Now, right until the beginning of the 19th century,
it was believed that this was the one and only possible geometry,
and that this is how the world actually was.
And so the discovery of Euclidean geometry in its rules had a deep,
philosophical and religious significance for many people,
because it showed that human thinking could get at part of the ultimate truth of reality.
And so there was a major shock to the system when the early 19th century
mathematicians discovered that you could invent other geometries,
which were logically self-consistent, but they were not Euclidean.
So they were geometries which applied on curved surfaces.
So if you looked at a Euclidean triangle in a curved mirror,
you would see a rather bent triangle.
And so all of a sudden, mathematics was about the free invention of rules and regulations,
which just had to be logically consistent.
And they didn't actually have to have examples in the real world that you could point at.
And people started writing peculiar books and pamphlets with titles like non-Euclidean forms of government
or non-Euclidean economics, that non-Euclidean became a sort of byword for something
that was relativist and anti-establishment and so forth.
So I think this is one of the messages of modern mathematics
is that it works jolly well as a description of nature.
It doesn't have to, but you can invent any structures you want.
Mathematical existence just means it's logically self-consistent.
Margaret Boisheim, can I come to the point of the nature of mathematics,
whether it's a process of discovery, whether mathematics are there,
whether calculus is there, whether Newton and Leibniz discovered it or not,
or whether mathematics is there, or whether it's an invention.

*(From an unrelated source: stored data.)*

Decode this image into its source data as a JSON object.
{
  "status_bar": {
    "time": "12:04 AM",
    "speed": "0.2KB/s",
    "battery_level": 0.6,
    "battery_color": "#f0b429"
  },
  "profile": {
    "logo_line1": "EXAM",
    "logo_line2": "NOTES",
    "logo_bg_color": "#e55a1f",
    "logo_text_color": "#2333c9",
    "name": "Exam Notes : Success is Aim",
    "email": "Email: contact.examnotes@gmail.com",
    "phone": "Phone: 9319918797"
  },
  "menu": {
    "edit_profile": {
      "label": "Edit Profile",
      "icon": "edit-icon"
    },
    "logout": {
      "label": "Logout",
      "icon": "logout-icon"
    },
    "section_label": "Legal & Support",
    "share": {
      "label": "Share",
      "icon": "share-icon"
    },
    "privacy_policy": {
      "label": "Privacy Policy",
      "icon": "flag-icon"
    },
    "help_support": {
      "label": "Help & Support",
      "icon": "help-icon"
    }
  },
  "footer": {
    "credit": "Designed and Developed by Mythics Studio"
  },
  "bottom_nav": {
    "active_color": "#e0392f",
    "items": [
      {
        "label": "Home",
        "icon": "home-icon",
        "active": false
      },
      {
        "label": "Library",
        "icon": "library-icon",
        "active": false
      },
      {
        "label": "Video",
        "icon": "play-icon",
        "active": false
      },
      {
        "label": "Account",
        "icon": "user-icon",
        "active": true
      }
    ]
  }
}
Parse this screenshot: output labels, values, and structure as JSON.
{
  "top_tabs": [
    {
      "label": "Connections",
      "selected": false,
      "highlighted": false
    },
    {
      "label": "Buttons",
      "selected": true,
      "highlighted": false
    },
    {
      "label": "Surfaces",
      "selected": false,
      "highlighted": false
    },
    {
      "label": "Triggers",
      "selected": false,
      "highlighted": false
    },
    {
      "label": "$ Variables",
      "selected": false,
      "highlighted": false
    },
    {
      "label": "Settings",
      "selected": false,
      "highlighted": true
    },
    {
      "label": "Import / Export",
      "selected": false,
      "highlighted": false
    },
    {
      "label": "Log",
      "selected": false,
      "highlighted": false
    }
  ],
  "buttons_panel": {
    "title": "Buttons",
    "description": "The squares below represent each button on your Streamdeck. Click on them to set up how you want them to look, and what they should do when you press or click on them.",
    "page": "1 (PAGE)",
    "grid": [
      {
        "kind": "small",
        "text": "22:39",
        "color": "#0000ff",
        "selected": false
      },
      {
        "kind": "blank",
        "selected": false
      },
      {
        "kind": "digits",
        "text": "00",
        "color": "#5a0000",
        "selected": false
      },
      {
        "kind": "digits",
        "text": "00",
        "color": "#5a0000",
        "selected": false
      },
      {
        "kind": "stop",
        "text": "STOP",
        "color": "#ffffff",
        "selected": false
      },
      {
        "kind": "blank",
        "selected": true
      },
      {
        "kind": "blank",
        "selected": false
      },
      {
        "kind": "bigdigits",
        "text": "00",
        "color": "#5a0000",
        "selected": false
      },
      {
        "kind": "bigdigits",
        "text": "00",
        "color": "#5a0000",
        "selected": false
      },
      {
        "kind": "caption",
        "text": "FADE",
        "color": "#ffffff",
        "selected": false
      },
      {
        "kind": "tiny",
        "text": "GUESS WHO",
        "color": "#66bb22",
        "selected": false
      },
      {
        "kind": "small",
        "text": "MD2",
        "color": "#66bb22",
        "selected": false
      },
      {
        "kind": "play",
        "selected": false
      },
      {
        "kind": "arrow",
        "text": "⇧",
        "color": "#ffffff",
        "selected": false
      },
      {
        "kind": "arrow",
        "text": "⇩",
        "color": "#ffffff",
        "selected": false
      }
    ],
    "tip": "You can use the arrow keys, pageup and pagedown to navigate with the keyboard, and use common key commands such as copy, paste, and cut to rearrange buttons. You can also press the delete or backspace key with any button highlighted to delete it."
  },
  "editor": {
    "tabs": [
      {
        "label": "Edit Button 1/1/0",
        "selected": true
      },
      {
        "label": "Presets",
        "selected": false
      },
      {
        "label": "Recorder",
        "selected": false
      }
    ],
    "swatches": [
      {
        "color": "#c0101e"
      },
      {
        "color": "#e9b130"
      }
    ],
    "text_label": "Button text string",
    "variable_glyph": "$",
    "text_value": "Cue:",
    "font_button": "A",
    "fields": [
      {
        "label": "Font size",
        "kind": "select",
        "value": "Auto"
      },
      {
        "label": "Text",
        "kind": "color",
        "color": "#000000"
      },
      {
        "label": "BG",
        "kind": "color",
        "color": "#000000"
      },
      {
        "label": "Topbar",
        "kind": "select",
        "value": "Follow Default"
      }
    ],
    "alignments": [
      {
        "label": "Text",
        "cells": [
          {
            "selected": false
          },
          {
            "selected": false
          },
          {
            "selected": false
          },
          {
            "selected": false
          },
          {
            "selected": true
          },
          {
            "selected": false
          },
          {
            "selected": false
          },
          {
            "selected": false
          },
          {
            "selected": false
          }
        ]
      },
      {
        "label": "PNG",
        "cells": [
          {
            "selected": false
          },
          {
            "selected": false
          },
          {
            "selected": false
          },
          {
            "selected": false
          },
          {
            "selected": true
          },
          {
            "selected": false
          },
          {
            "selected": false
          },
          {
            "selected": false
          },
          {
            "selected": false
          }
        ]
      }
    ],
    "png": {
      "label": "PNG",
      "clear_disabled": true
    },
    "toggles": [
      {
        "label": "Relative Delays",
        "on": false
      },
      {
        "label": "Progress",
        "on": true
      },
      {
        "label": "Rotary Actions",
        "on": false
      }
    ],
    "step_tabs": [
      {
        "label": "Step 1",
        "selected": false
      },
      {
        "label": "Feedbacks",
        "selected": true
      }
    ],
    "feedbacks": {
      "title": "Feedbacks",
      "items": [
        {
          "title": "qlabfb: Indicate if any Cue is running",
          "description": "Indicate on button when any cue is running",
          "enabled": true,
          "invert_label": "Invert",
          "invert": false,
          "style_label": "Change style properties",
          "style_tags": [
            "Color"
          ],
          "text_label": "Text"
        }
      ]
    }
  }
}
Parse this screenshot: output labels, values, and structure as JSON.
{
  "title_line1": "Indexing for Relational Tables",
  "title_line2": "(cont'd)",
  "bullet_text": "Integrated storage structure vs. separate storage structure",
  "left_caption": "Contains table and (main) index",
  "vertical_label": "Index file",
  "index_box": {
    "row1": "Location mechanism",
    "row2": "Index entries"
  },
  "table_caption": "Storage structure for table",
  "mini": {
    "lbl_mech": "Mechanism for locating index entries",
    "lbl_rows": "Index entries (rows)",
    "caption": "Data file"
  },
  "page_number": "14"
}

They don't exist without being observed.
Could you give us your views on that?
Yes, the question is generally put in that terms,
is it discovered or invented?
And I think that that is actually a little bit of a wrong way
of characterising the problem.
And I think I agree with what John has just said,
that I have always believed that mathematics is the language of pattern.
It is the formal language in which we can discuss formally the properties of patterns and relationships between various patterns.
And as John said, because the world is structured, because it's not complete chaos, there must be patterns in it.
So it's not surprising that we find mathematical patterns in nature.
But I don't think that necessarily means that those patterns are invented.
However, what I do reject is the notion that those patterns have some archetypal transcendent,
existence without conscious human beings there to find them.
So if there were on other planets, there are not mathematics on other planets.
Other planets without human beings do not have mathematics?
Well, it doesn't have to be human beings, but I think there has some conscious,
yes, conscious intelligent life.
Absolutely.
I mean, I would argue that in the absence of conscious intelligent beings,
there is no such thing as numbers.
The numbers don't have a platonic or Pythagorean transcendent existence.
in and of themselves.
Sorry, but how can you believe both that the university's
universe is ordered, as you said a few sentences ago,
and that it doesn't exist without an observer?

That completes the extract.